J'ai hier après midi pour la première fois de ma vie, j'ai 53 ans,  subi un contrôle d'identité assorti d'une fouille en bonne et due forme.
La prévention fait partie des missions des forces de l'ordre que je ne conteste pas, et je ne me plaindrais pas aujourd'hui si une raison valable avait justifié ce contrôle.

Mais dans cette petite histoire que je me  permets de vous raconter il faudra certainement  longtemps pour me convaincre que deux personnes discutant tranquillement sur un banc aient pu représenter une quelconque  menace à l'ordre public, ou laisser penser qu'un délit ait pu être en cours de réalisation.
C'est que voyez vous je cherche encore ces fameux indices concrets prévus par la loi sensés déterminer la décision d'un contrôle et d'une fouille.

Je me trouvais donc  hier en début d'après midi Place de Zurich, assis sur l'un des bancs qui bordent cette place, profitant un petit moment de cette belle arrière saison à discuter avec un ami.
Venant de la rue de Zurich une voiture Police est alors apparue,  et à petite vitesse s'est engagée sur la place. Parvenue à notre niveau et distante à ce moment là d'une vingtaine de mètres, elle a ralenti, ses passagers nous observant soudainement avec grande attention.

Je dois noter que d'autres bancs de la place étaient également occupés, mais curieusement ne semblaient pas intéresser ces fonctionnaires en patrouille.
Qu'avions nous donc pu faire pour piquer ainsi la curiosité des forces de l'ordre ?
C'est peut-être le moment de préciser que contrairement à l'auteur de ces lignes qui a une bonne gueule de Gaulois, c'est très tendance en ce moment, la personne qui m'accompagnait a le teint plutôt basané, qu'il porte des cheveux longs  coiffés selon les humeurs du vent et  qu'il se rase rarement. Nous y voilà. Une bonne gueule d'Arabe si vous préférez, et donc par là même immédiatement suspecte selon la vision raccourcie des agents en présence.

Quelques minutes plus tard, alors que nous ne pensions déjà plus à cette scène, voilà brusquement notre banc cerné par cette même patrouille dont la voiture s'était garée discrètement derrière nous.
Le contrôle d'identité effectué ne suffit manifestement pas à ces fonctionnaires zélés.
Mais de quoi pouvions nous bien être suspectés ?
Il  nous fut ensuite  demandé de vider nos poches avant de devoir subir pour terminer une fouille au corps .
Il me sera peut-être répondu sur ce point qu'il ne s'agissait là que d'une palpation de sécurité selon la terminologie officielle.
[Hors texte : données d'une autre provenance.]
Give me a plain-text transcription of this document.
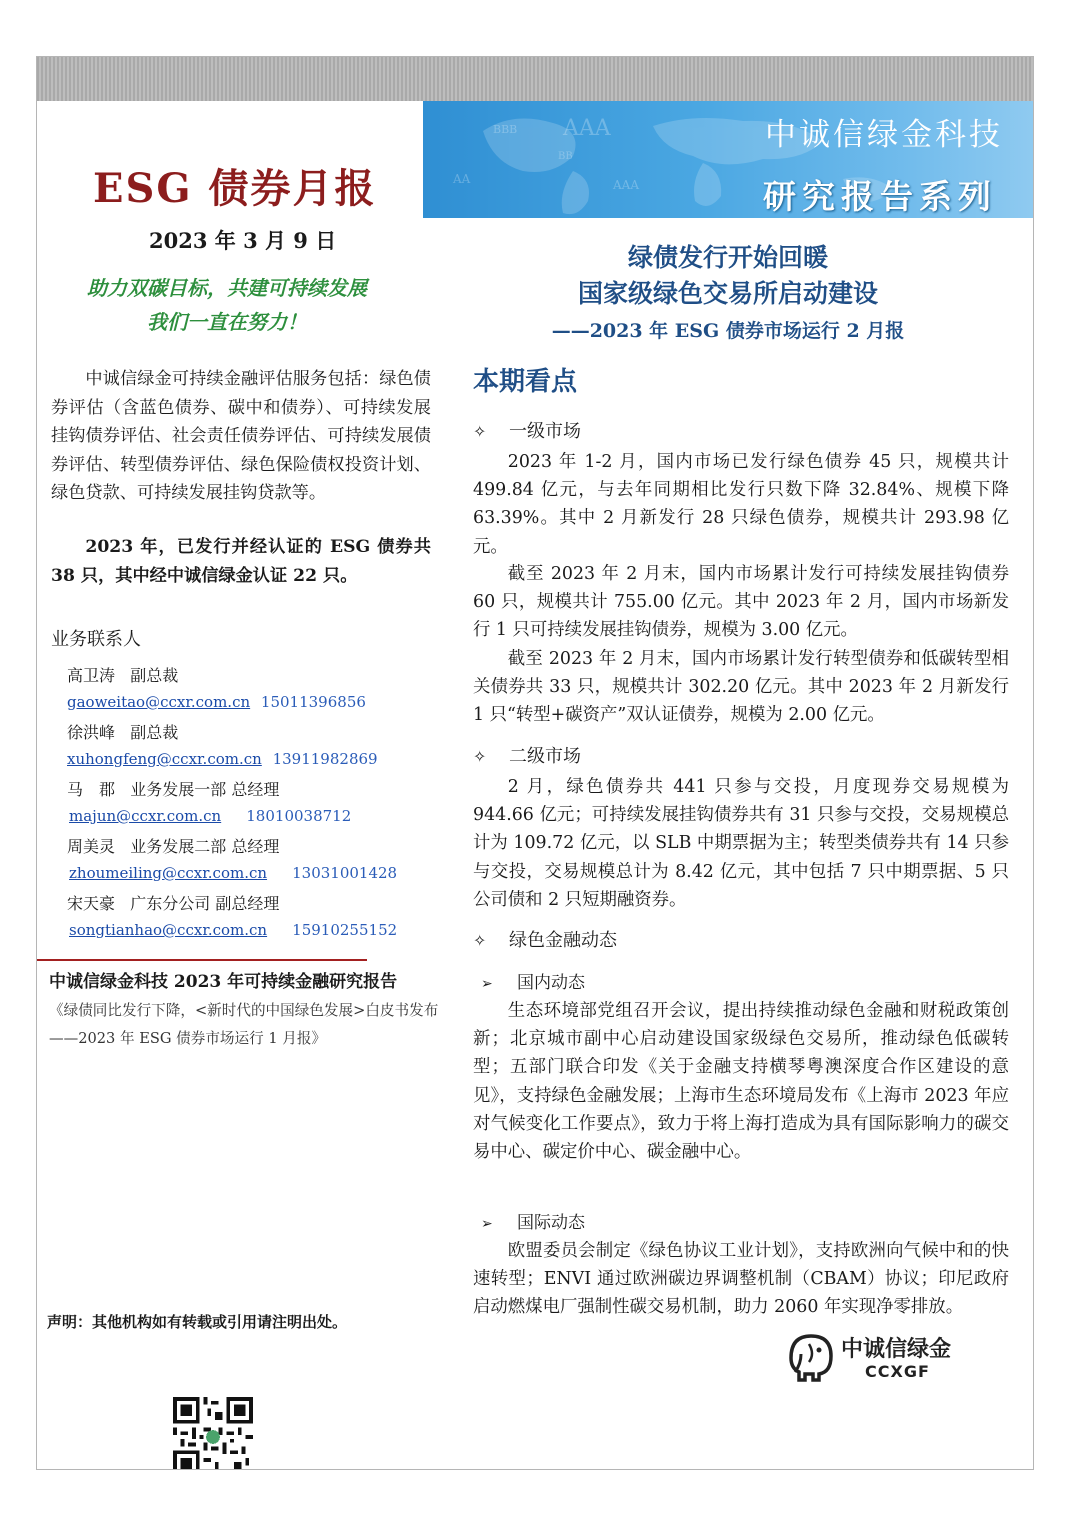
BBB AAA
BB
AAA
AA
中诚信绿金科技
研究报告系列
ESG 债券月报
2023 年 3 月 9 日
助力双碳目标，共建可持续发展
我们一直在努力！

中诚信绿金可持续金融评估服务包括：绿色债券评估（含蓝色债券、碳中和债券）、可持续发展挂钩债券评估、社会责任债券评估、可持续发展债券评估、转型债券评估、绿色保险债权投资计划、绿色贷款、可持续发展挂钩贷款等。

2023 年，已发行并经认证的 ESG 债券共 38 只，其中经中诚信绿金认证 22 只。

业务联系人
高卫涛 副总裁
gaoweitao@ccxr.com.cn 15011396856
徐洪峰 副总裁
xuhongfeng@ccxr.com.cn 13911982869
马　郡 业务发展一部 总经理
majun@ccxr.com.cn 18010038712
周美灵 业务发展二部 总经理
zhoumeiling@ccxr.com.cn 13031001428
宋天豪 广东分公司 副总经理
songtianhao@ccxr.com.cn 15910255152
中诚信绿金科技 2023 年可持续金融研究报告
《绿债同比发行下降，<新时代的中国绿色发展>白皮书发布——2023 年 ESG 债券市场运行 1 月报》
声明：其他机构如有转载或引用请注明出处。
绿债发行开始回暖
国家级绿色交易所启动建设
——2023 年 ESG 债券市场运行 2 月报
本期看点
✧ 一级市场

2023 年 1-2 月，国内市场已发行绿色债券 45 只，规模共计 499.84 亿元，与去年同期相比发行只数下降 32.84%、规模下降 63.39%。其中 2 月新发行 28 只绿色债券，规模共计 293.98 亿元。

截至 2023 年 2 月末，国内市场累计发行可持续发展挂钩债券 60 只，规模共计 755.00 亿元。其中 2023 年 2 月，国内市场新发行 1 只可持续发展挂钩债券，规模为 3.00 亿元。

截至 2023 年 2 月末，国内市场累计发行转型债券和低碳转型相关债券共 33 只，规模共计 302.20 亿元。其中 2023 年 2 月新发行 1 只“转型+碳资产”双认证债券，规模为 2.00 亿元。

✧ 二级市场

2 月，绿色债券共 441 只参与交投，月度现券交易规模为 944.66 亿元；可持续发展挂钩债券共有 31 只参与交投，交易规模总计为 109.72 亿元，以 SLB 中期票据为主；转型类债券共有 14 只参与交投，交易规模总计为 8.42 亿元，其中包括 7 只中期票据、5 只公司债和 2 只短期融资券。

✧ 绿色金融动态
➢ 国内动态

生态环境部党组召开会议，提出持续推动绿色金融和财税政策创新；北京城市副中心启动建设国家级绿色交易所，推动绿色低碳转型；五部门联合印发《关于金融支持横琴粤澳深度合作区建设的意见》，支持绿色金融发展；上海市生态环境局发布《上海市 2023 年应对气候变化工作要点》，致力于将上海打造成为具有国际影响力的碳交易中心、碳定价中心、碳金融中心。

➢ 国际动态

欧盟委员会制定《绿色协议工业计划》，支持欧洲向气候中和的快速转型；ENVI 通过欧洲碳边界调整机制（CBAM）协议；印尼政府启动燃煤电厂强制性碳交易机制，助力 2060 年实现净零排放。

中诚信绿金
CCXGF
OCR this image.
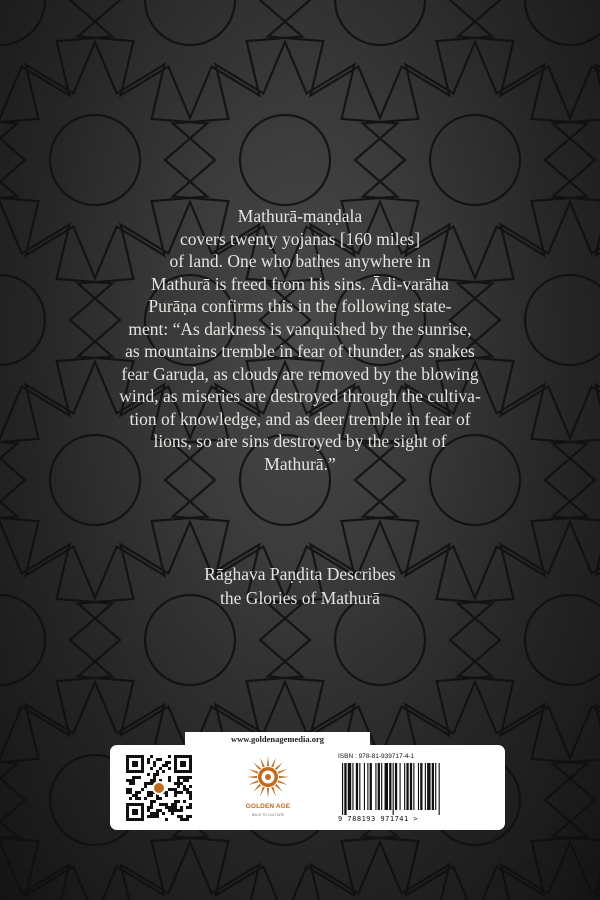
Mathurā-maṇḍala
covers twenty yojanas [160 miles]
of land. One who bathes anywhere in
Mathurā is freed from his sins. Ādi-varāha
Purāṇa confirms this in the following state-
ment: “As darkness is vanquished by the sunrise,
as mountains tremble in fear of thunder, as snakes
fear Garuḍa, as clouds are removed by the blowing
wind, as miseries are destroyed through the cultiva-
tion of knowledge, and as deer tremble in fear of
lions, so are sins destroyed by the sight of
Mathurā.”
Rāghava Paṇḍita Describes
the Glories of Mathurā
www.goldenagemedia.org
GOLDEN AGE
BACK TO CULTURE
ISBN : 978-81-939717-4-1
9 788193 971741 >
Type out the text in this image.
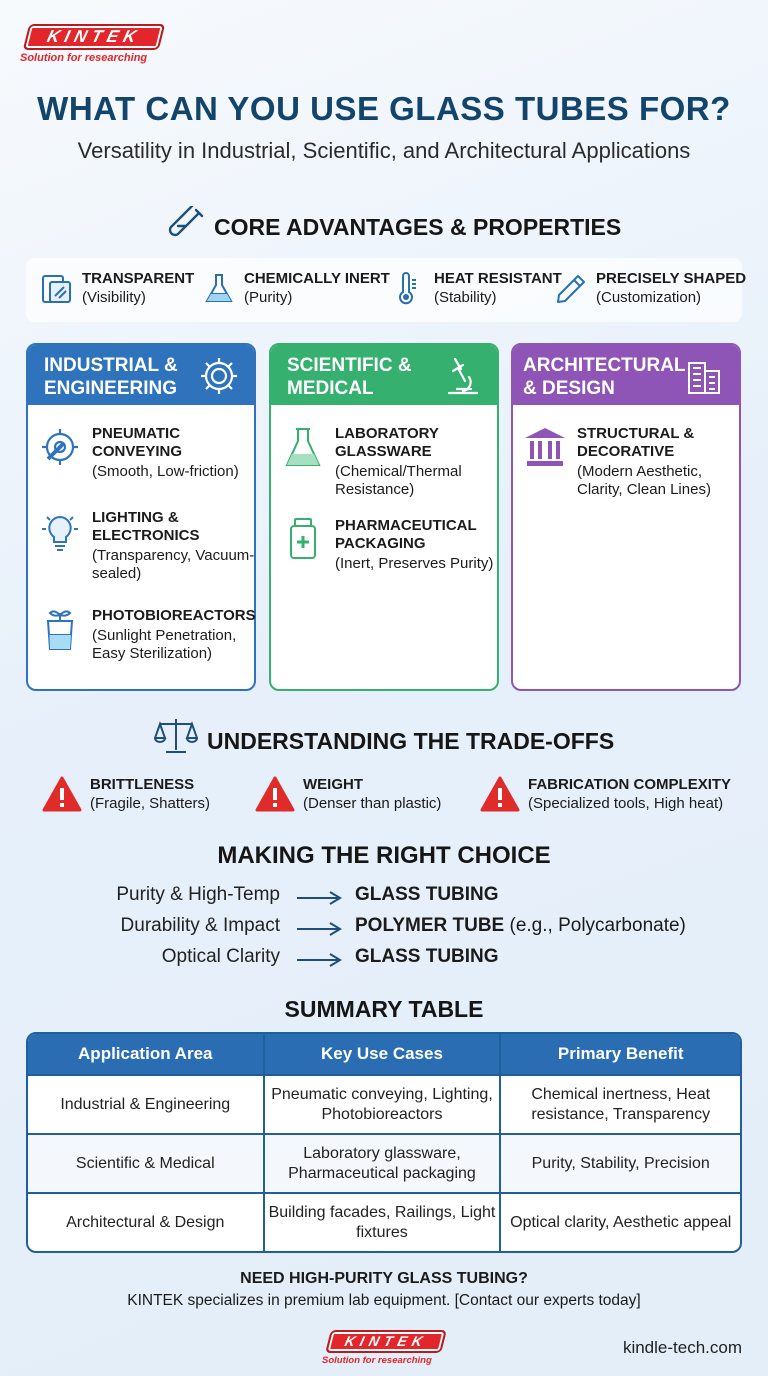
KINTEK
Solution for researching
WHAT CAN YOU USE GLASS TUBES FOR?
Versatility in Industrial, Scientific, and Architectural Applications
CORE ADVANTAGES & PROPERTIES
TRANSPARENT
(Visibility)
CHEMICALLY INERT
(Purity)
HEAT RESISTANT
(Stability)
PRECISELY SHAPED
(Customization)
INDUSTRIAL & ENGINEERING
PNEUMATIC CONVEYING
(Smooth, Low-friction)
LIGHTING & ELECTRONICS
(Transparency, Vacuum-sealed)
PHOTOBIOREACTORS
(Sunlight Penetration, Easy Sterilization)
SCIENTIFIC & MEDICAL
LABORATORY GLASSWARE
(Chemical/Thermal Resistance)
PHARMACEUTICAL PACKAGING
(Inert, Preserves Purity)
ARCHITECTURAL & DESIGN
STRUCTURAL & DECORATIVE
(Modern Aesthetic, Clarity, Clean Lines)
UNDERSTANDING THE TRADE-OFFS
BRITTLENESS
(Fragile, Shatters)
WEIGHT
(Denser than plastic)
FABRICATION COMPLEXITY
(Specialized tools, High heat)
MAKING THE RIGHT CHOICE
Purity & High-Temp	GLASS TUBING
Durability & Impact	POLYMER TUBE (e.g., Polycarbonate)
Optical Clarity	GLASS TUBING
SUMMARY TABLE
Application Area	Key Use Cases	Primary Benefit
Industrial & Engineering	Pneumatic conveying, Lighting, Photobioreactors	Chemical inertness, Heat resistance, Transparency
Scientific & Medical	Laboratory glassware, Pharmaceutical packaging	Purity, Stability, Precision
Architectural & Design	Building facades, Railings, Light fixtures	Optical clarity, Aesthetic appeal
NEED HIGH-PURITY GLASS TUBING?
KINTEK specializes in premium lab equipment. [Contact our experts today]
KINTEK
Solution for researching
kindle-tech.com
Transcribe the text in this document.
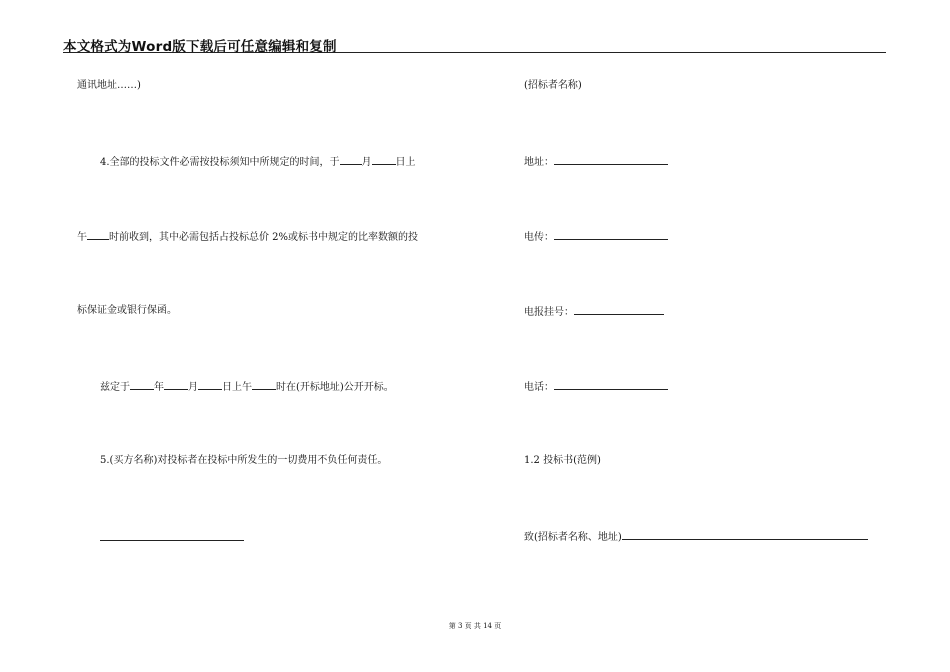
本文格式为Word版下载后可任意编辑和复制
通讯地址……)
4.全部的投标文件必需按投标须知中所规定的时间，于 月 日上
午 时前收到，其中必需包括占投标总价 2%或标书中规定的比率数额的投
标保证金或银行保函。
兹定于 年 月 日上午 时在(开标地址)公开开标。
5.(买方名称)对投标者在投标中所发生的一切费用不负任何责任。
(招标者名称)
地址：
电传：
电报挂号：
电话：
1.2 投标书(范例)
致(招标者名称、地址)
第 3 页 共 14 页
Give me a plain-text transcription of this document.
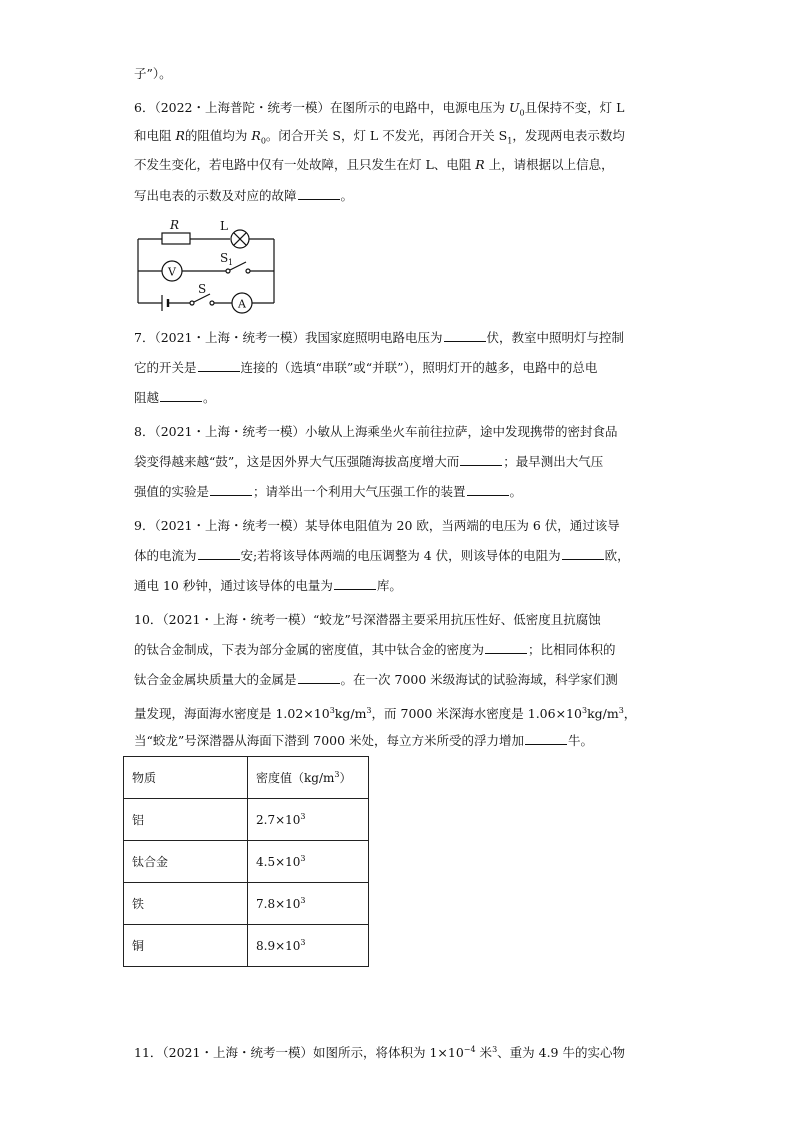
子”）。
6．（2022・上海普陀・统考一模）在图所示的电路中，电源电压为 $U_0$且保持不变，灯 L
和电阻 R的阻值均为 $R_0$。闭合开关 S，灯 L 不发光，再闭合开关 $S_1$，发现两电表示数均
不发生变化，若电路中仅有一处故障，且只发生在灯 L、电阻 R 上，请根据以上信息，
写出电表的示数及对应的故障	。
R	L
S 1
S
V
A
7．（2021・上海・统考一模）我国家庭照明电路电压为	伏，教室中照明灯与控制
它的开关是	连接的（选填“串联”或“并联”），照明灯开的越多，电路中的总电
阻越	。
8．（2021・上海・统考一模）小敏从上海乘坐火车前往拉萨，途中发现携带的密封食品
袋变得越来越“鼓”，这是因外界大气压强随海拔高度增大而	；最早测出大气压
强值的实验是	；请举出一个利用大气压强工作的装置	。
9．（2021・上海・统考一模）某导体电阻值为 20 欧，当两端的电压为 6 伏，通过该导
体的电流为	安;若将该导体两端的电压调整为 4 伏，则该导体的电阻为	欧，
通电 10 秒钟，通过该导体的电量为	库。
10．（2021・上海・统考一模）“蛟龙”号深潜器主要采用抗压性好、低密度且抗腐蚀
的钛合金制成，下表为部分金属的密度值，其中钛合金的密度为	；比相同体积的
钛合金金属块质量大的金属是	。在一次 7000 米级海试的试验海域，科学家们测
量发现，海面海水密度是 $1.02\times 10^3kg/m^3$，而 7000 米深海水密度是 $1.06\times 10^3kg/m^3$，
当“蛟龙”号深潜器从海面下潜到 7000 米处，每立方米所受的浮力增加	牛。
物质	密度值$(kg/m^3)$
铝	$2.7\times 10^3$
钛合金	$4.5\times 10^3$
铁	$7.8\times 10^3$
铜	$8.9\times 10^3$
11．（2021・上海・统考一模）如图所示，将体积为 $1\times 10^{-4}$ 米$^3$、重为 4.9 牛的实心物
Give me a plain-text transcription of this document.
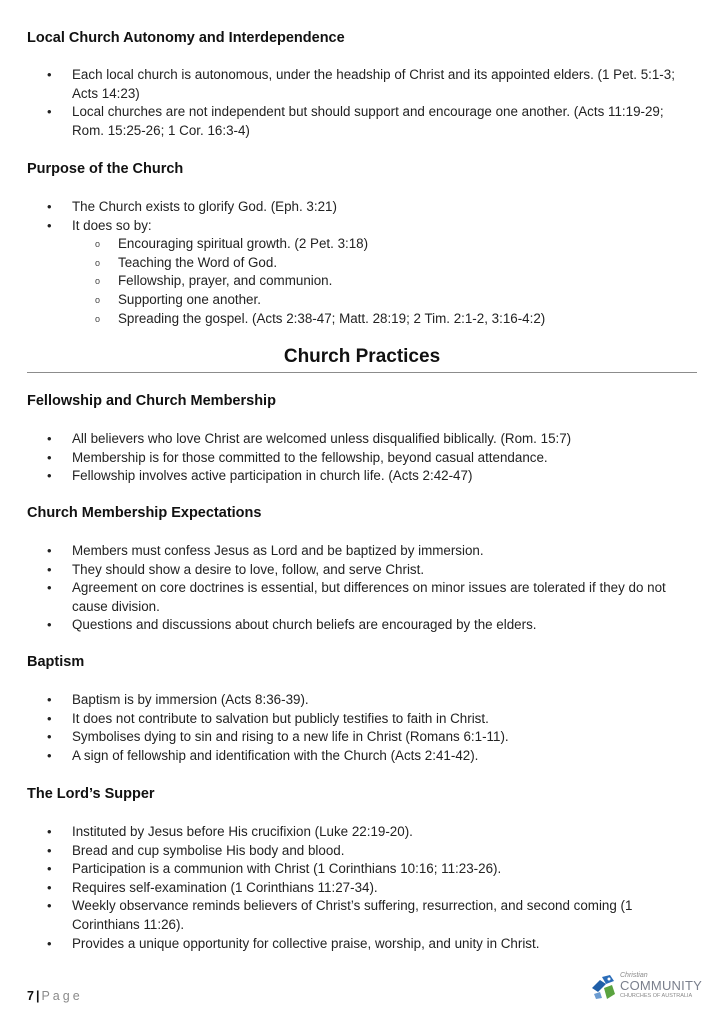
Local Church Autonomy and Interdependence
• Each local church is autonomous, under the headship of Christ and its appointed elders. (1 Pet. 5:1-3; Acts 14:23)
• Local churches are not independent but should support and encourage one another. (Acts 11:19-29; Rom. 15:25-26; 1 Cor. 16:3-4)
Purpose of the Church
• The Church exists to glorify God. (Eph. 3:21)
• It does so by:
o Encouraging spiritual growth. (2 Pet. 3:18)
o Teaching the Word of God.
o Fellowship, prayer, and communion.
o Supporting one another.
o Spreading the gospel. (Acts 2:38-47; Matt. 28:19; 2 Tim. 2:1-2, 3:16-4:2)
Church Practices
Fellowship and Church Membership
• All believers who love Christ are welcomed unless disqualified biblically. (Rom. 15:7)
• Membership is for those committed to the fellowship, beyond casual attendance.
• Fellowship involves active participation in church life. (Acts 2:42-47)
Church Membership Expectations
• Members must confess Jesus as Lord and be baptized by immersion.
• They should show a desire to love, follow, and serve Christ.
• Agreement on core doctrines is essential, but differences on minor issues are tolerated if they do not cause division.
• Questions and discussions about church beliefs are encouraged by the elders.
Baptism
• Baptism is by immersion (Acts 8:36-39).
• It does not contribute to salvation but publicly testifies to faith in Christ.
• Symbolises dying to sin and rising to a new life in Christ (Romans 6:1-11).
• A sign of fellowship and identification with the Church (Acts 2:41-42).
The Lord’s Supper
• Instituted by Jesus before His crucifixion (Luke 22:19-20).
• Bread and cup symbolise His body and blood.
• Participation is a communion with Christ (1 Corinthians 10:16; 11:23-26).
• Requires self-examination (1 Corinthians 11:27-34).
• Weekly observance reminds believers of Christ’s suffering, resurrection, and second coming (1 Corinthians 11:26).
• Provides a unique opportunity for collective praise, worship, and unity in Christ.
7 | Page
Christian
COMMUNITY
CHURCHES OF AUSTRALIA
Si l'on veut, mais voir mes bas de pantalons relevés et mes chevilles indélicatement tripotées me fait insister  sur l'expression de  fouille au corps.
Et qu'étaient donc sensés receler mes pauvres chaussettes ? De la drogue bien sûr.

Voilà donc deux personnes devisant paisiblement sur un banc, et parce que l'une est d'origine maghrébine, mal peignée et pas rasée il est forcément question de consommation ou de trafic de drogue.
C'est évident !

J'aimerais dire un mot sur l'attitude hautaine et arrogante du chef de cette petite troupe à notre égard. Je me demanderai longtemps par exemple pourquoi au cours de cette désagréable petite  demi heure ce monsieur se sentit obligé de répéter à trois reprises qu'il était dans la police depuis trente ans et qu'il n'avait à rougir d'aucune de ses actions.
Il pourrait toujours commencer par celle-ci !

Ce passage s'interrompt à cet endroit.